Sections that can be omitted: - General coding principles (agents already know these) - Detailed tool usage instructions (extract into skill files) - Frequently changing information (move to the memory layer)
5. Separating the Skill System from CLAUDE.md
Embedding procedural steps (step 1, step 2, step 3...) in CLAUDE.md loads them unnecessarily every session. Procedural task instructions belong in skill files.
.claude/
└── skills/
├── research/SKILL.md # research procedure
├── compile/SKILL.md # source file authoring procedure
└── verify/SKILL.md # fact-check procedure
CLAUDE.md retains only trigger keywords and skill paths:
## Skill Trigger System
| Keyword | Skill | Path |
|---|---|---|
| research, investigate | research | .claude/skills/research/SKILL.md |
| verify, fact-check | verify | .claude/skills/verify/SKILL.md |
This separation keeps CLAUDE.md to "what" and "why," while skills carry the "how." Context efficiency improves, and skills can be modified or reused independently.

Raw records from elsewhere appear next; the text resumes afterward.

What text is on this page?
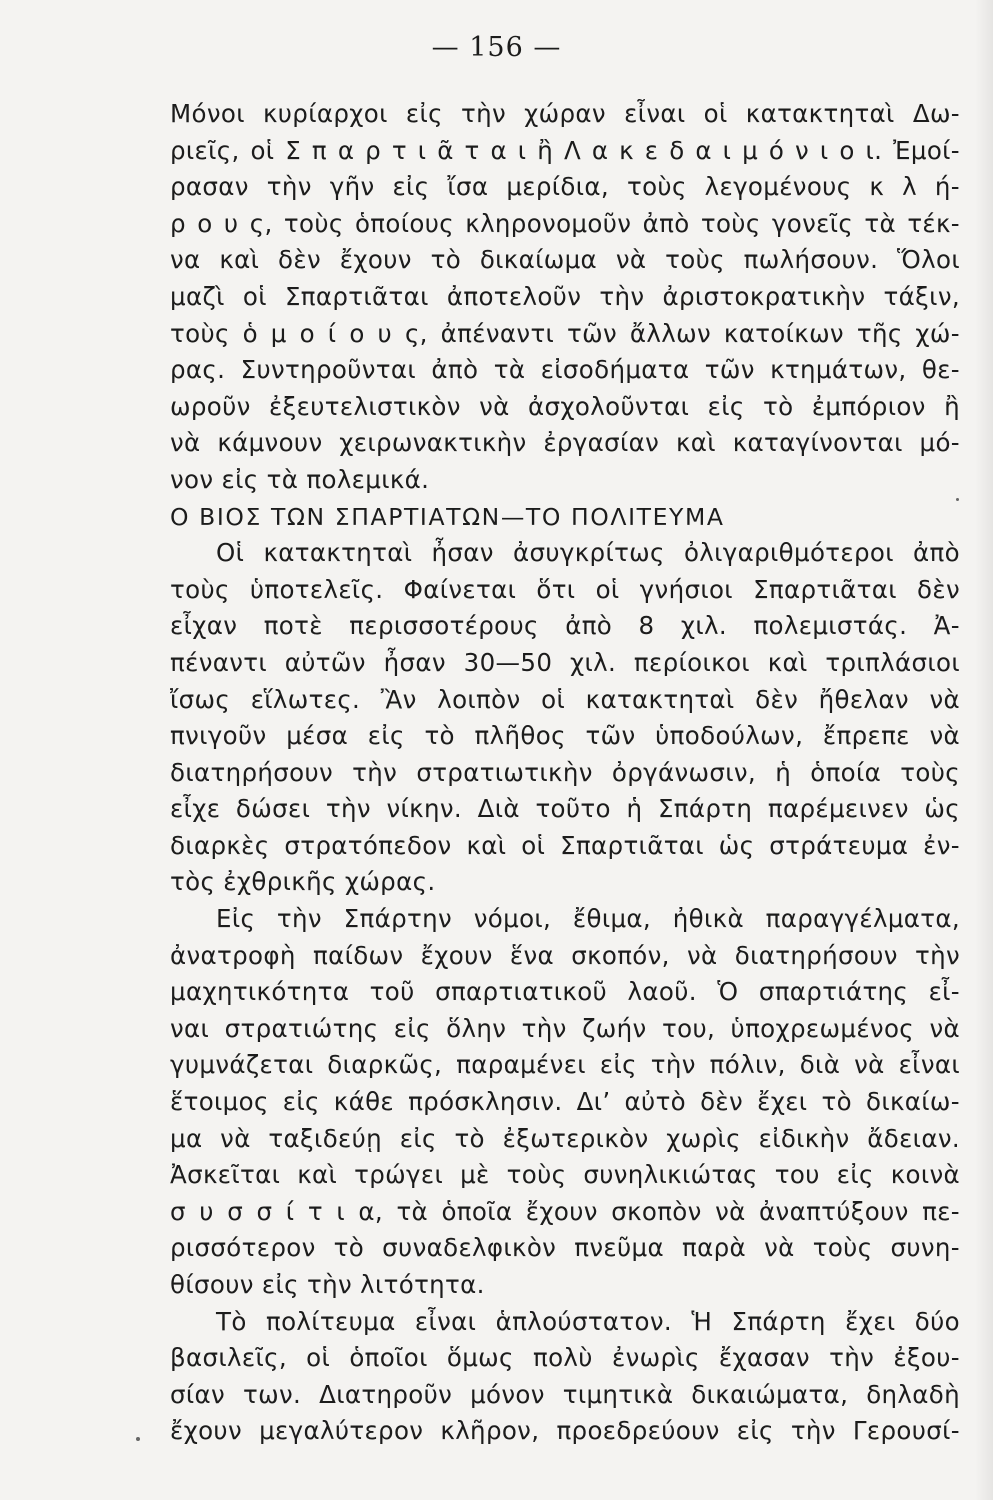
— 156 —
Μόνοι κυρίαρχοι εἰς τὴν χώραν εἶναι οἱ κατακτηταὶ Δω-
ριεῖς, οἱ Σ π α ρ τ ι ᾶ τ α ι ἢ Λ α κ ε δ α ι μ ό ν ι ο ι. Ἐμοί-
ρασαν τὴν γῆν εἰς ἴσα μερίδια, τοὺς λεγομένους κ λ ή-
ρ ο υ ς, τοὺς ὁποίους κληρονομοῦν ἀπὸ τοὺς γονεῖς τὰ τέκ-
να καὶ δὲν ἔχουν τὸ δικαίωμα νὰ τοὺς πωλήσουν. Ὅλοι
μαζὶ οἱ Σπαρτιᾶται ἀποτελοῦν τὴν ἀριστοκρατικὴν τάξιν,
τοὺς ὁ μ ο ί ο υ ς, ἀπέναντι τῶν ἄλλων κατοίκων τῆς χώ-
ρας. Συντηροῦνται ἀπὸ τὰ εἰσοδήματα τῶν κτημάτων, θε-
ωροῦν ἐξευτελιστικὸν νὰ ἀσχολοῦνται εἰς τὸ ἐμπόριον ἢ
νὰ κάμνουν χειρωνακτικὴν ἐργασίαν καὶ καταγίνονται μό-
νον εἰς τὰ πολεμικά.
Ο ΒΙΟΣ ΤΩΝ ΣΠΑΡΤΙΑΤΩΝ—ΤΟ ΠΟΛΙΤΕΥΜΑ
Οἱ κατακτηταὶ ἦσαν ἀσυγκρίτως ὀλιγαριθμότεροι ἀπὸ
τοὺς ὑποτελεῖς. Φαίνεται ὅτι οἱ γνήσιοι Σπαρτιᾶται δὲν
εἶχαν ποτὲ περισσοτέρους ἀπὸ 8 χιλ. πολεμιστάς. Ἀ-
πέναντι αὐτῶν ἦσαν 30—50 χιλ. περίοικοι καὶ τριπλάσιοι
ἴσως εἵλωτες. Ἂν λοιπὸν οἱ κατακτηταὶ δὲν ἤθελαν νὰ
πνιγοῦν μέσα εἰς τὸ πλῆθος τῶν ὑποδούλων, ἔπρεπε νὰ
διατηρήσουν τὴν στρατιωτικὴν ὀργάνωσιν, ἡ ὁποία τοὺς
εἶχε δώσει τὴν νίκην. Διὰ τοῦτο ἡ Σπάρτη παρέμεινεν ὡς
διαρκὲς στρατόπεδον καὶ οἱ Σπαρτιᾶται ὡς στράτευμα ἐν-
τὸς ἐχθρικῆς χώρας.
Εἰς τὴν Σπάρτην νόμοι, ἔθιμα, ἠθικὰ παραγγέλματα,
ἀνατροφὴ παίδων ἔχουν ἕνα σκοπόν, νὰ διατηρήσουν τὴν
μαχητικότητα τοῦ σπαρτιατικοῦ λαοῦ. Ὁ σπαρτιάτης εἶ-
ναι στρατιώτης εἰς ὅλην τὴν ζωήν του, ὑποχρεωμένος νὰ
γυμνάζεται διαρκῶς, παραμένει εἰς τὴν πόλιν, διὰ νὰ εἶναι
ἕτοιμος εἰς κάθε πρόσκλησιν. Δι’ αὐτὸ δὲν ἔχει τὸ δικαίω-
μα νὰ ταξιδεύῃ εἰς τὸ ἐξωτερικὸν χωρὶς εἰδικὴν ἄδειαν.
Ἀσκεῖται καὶ τρώγει μὲ τοὺς συνηλικιώτας του εἰς κοινὰ
σ υ σ σ ί τ ι α, τὰ ὁποῖα ἔχουν σκοπὸν νὰ ἀναπτύξουν πε-
ρισσότερον τὸ συναδελφικὸν πνεῦμα παρὰ νὰ τοὺς συνη-
θίσουν εἰς τὴν λιτότητα.
Τὸ πολίτευμα εἶναι ἁπλούστατον. Ἡ Σπάρτη ἔχει δύο
βασιλεῖς, οἱ ὁποῖοι ὅμως πολὺ ἐνωρὶς ἔχασαν τὴν ἐξου-
σίαν των. Διατηροῦν μόνον τιμητικὰ δικαιώματα, δηλαδὴ
ἔχουν μεγαλύτερον κλῆρον, προεδρεύουν εἰς τὴν Γερουσί-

6. Anti-Patterns — What Not to Do
Anti-pattern 1: The monolithic CLAUDE.md
Cramming all knowledge, all rules, and all examples into one file. Beyond 500 lines, agents begin discounting the latter sections. CLAUDE.md loads at the top of context, but excessive length pushes it down as the conversation grows.

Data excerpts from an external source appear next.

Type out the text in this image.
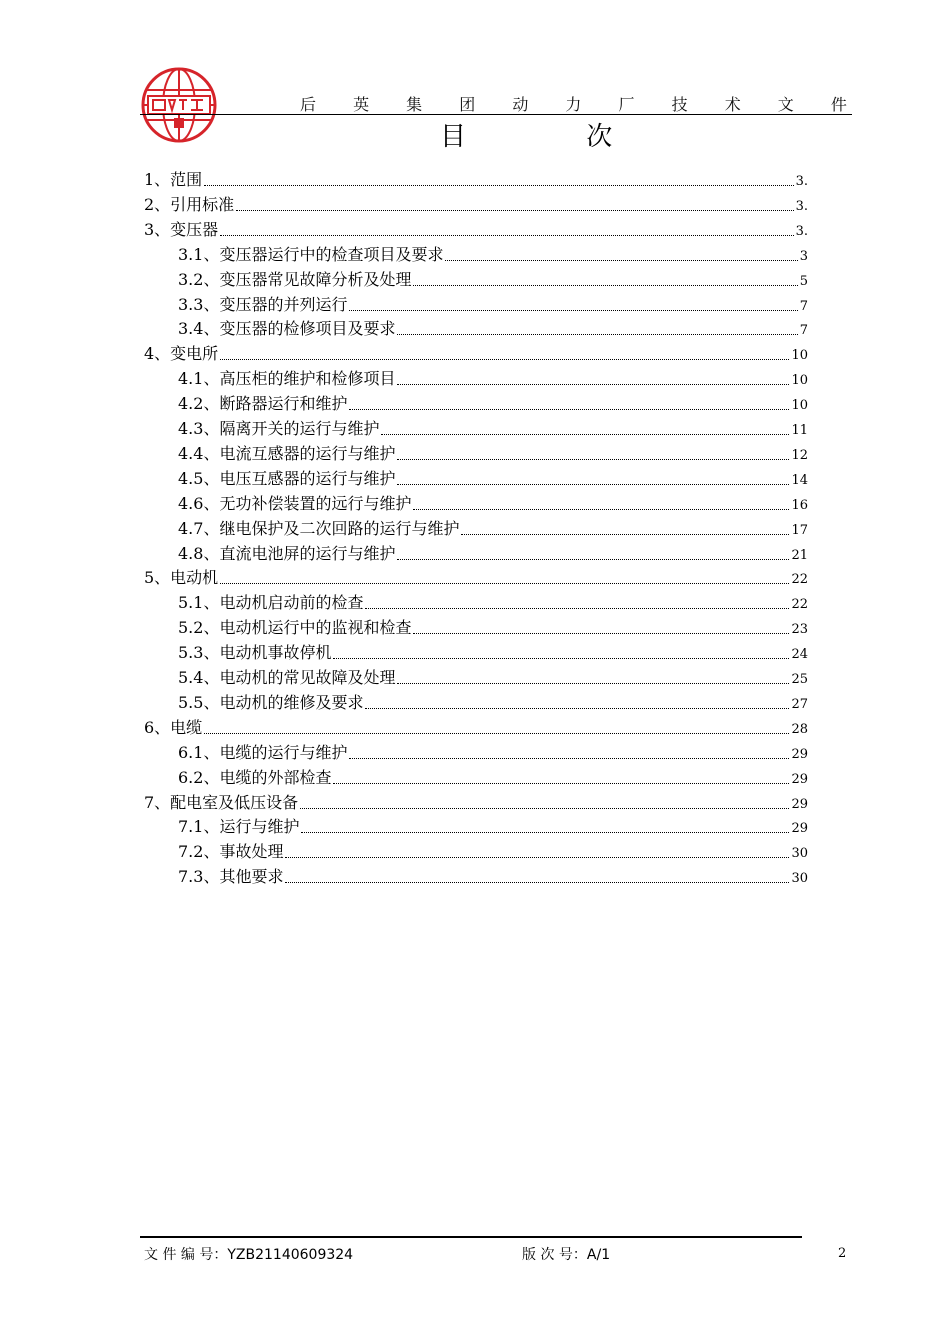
后 英 集 团 动 力 厂 技 术 文 件
目 次
1、范围	3.
2、引用标准	3.
3、变压器	3.
3.1、变压器运行中的检查项目及要求	3
3.2、变压器常见故障分析及处理	5
3.3、变压器的并列运行	7
3.4、变压器的检修项目及要求	7
4、变电所	10
4.1、高压柜的维护和检修项目	10
4.2、断路器运行和维护	10
4.3、隔离开关的运行与维护	11
4.4、电流互感器的运行与维护	12
4.5、电压互感器的运行与维护	14
4.6、无功补偿装置的远行与维护	16
4.7、继电保护及二次回路的运行与维护	17
4.8、直流电池屏的运行与维护	21
5、电动机	22
5.1、电动机启动前的检查	22
5.2、电动机运行中的监视和检查	23
5.3、电动机事故停机	24
5.4、电动机的常见故障及处理	25
5.5、电动机的维修及要求	27
6、电缆	28
6.1、电缆的运行与维护	29
6.2、电缆的外部检查	29
7、配电室及低压设备	29
7.1、运行与维护	29
7.2、事故处理	30
7.3、其他要求	30
文 件 编 号：YZB21140609324	版 次 号：A/1	2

Anti-pattern 2: Emotional instructions
This is really important, please make sure to follow it!!!
Exclamation marks and emphasis have no effect. Structural language such as "strictly prohibited" is more reliable.
Anti-pattern 3: Leaving conflicting rules unresolved
Writing "minimize token usage" alongside "read all relevant files" without providing a tiebreaker. The agent makes a different choice each session.
Anti-pattern 4: Conflating skills with rules
Inlining procedural task instructions into CLAUDE.md. Extracting them into skill files keeps CLAUDE.md lean and ensures skills are only loaded when needed.
Design Considerations
-
Starting without a global CLAUDE.md accumulates duplication. User preferences and communication protocols get rewritten per project, and any update requires manual propagation. Sharing the global file via symlink eliminates this.
-
Removing rules is harder than adding them. To determine whether a rule is necessary, observe the agent's behavior without it. Some rules have no effect when removed — the agent already follows them by default. Delete those.
-
Ask the agent to find rule conflicts.
"Find any contradictory rule pairs in this CLAUDE.md"surfaces conflicts that human review misses. -
Do not put volatile information in CLAUDE.md. API keys, version numbers, current status — these belong in the memory layer (
tasks/sessions/,docs/). CLAUDE.md must contain only stable information.
Conclusion
CLAUDE.md is the agent's identity. Because it loads automatically every session, what is written here becomes the agent's decision framework.
A well-designed CLAUDE.md has few rules. Separate global from project, replace ambiguous instructions with clear prohibitions, extract procedures into skills, and move volatile information to memory. What remains is the core — nothing more.
"If an agent reads this file, does it fully understand its role?" — When the answer is yes, CLAUDE.md is complete.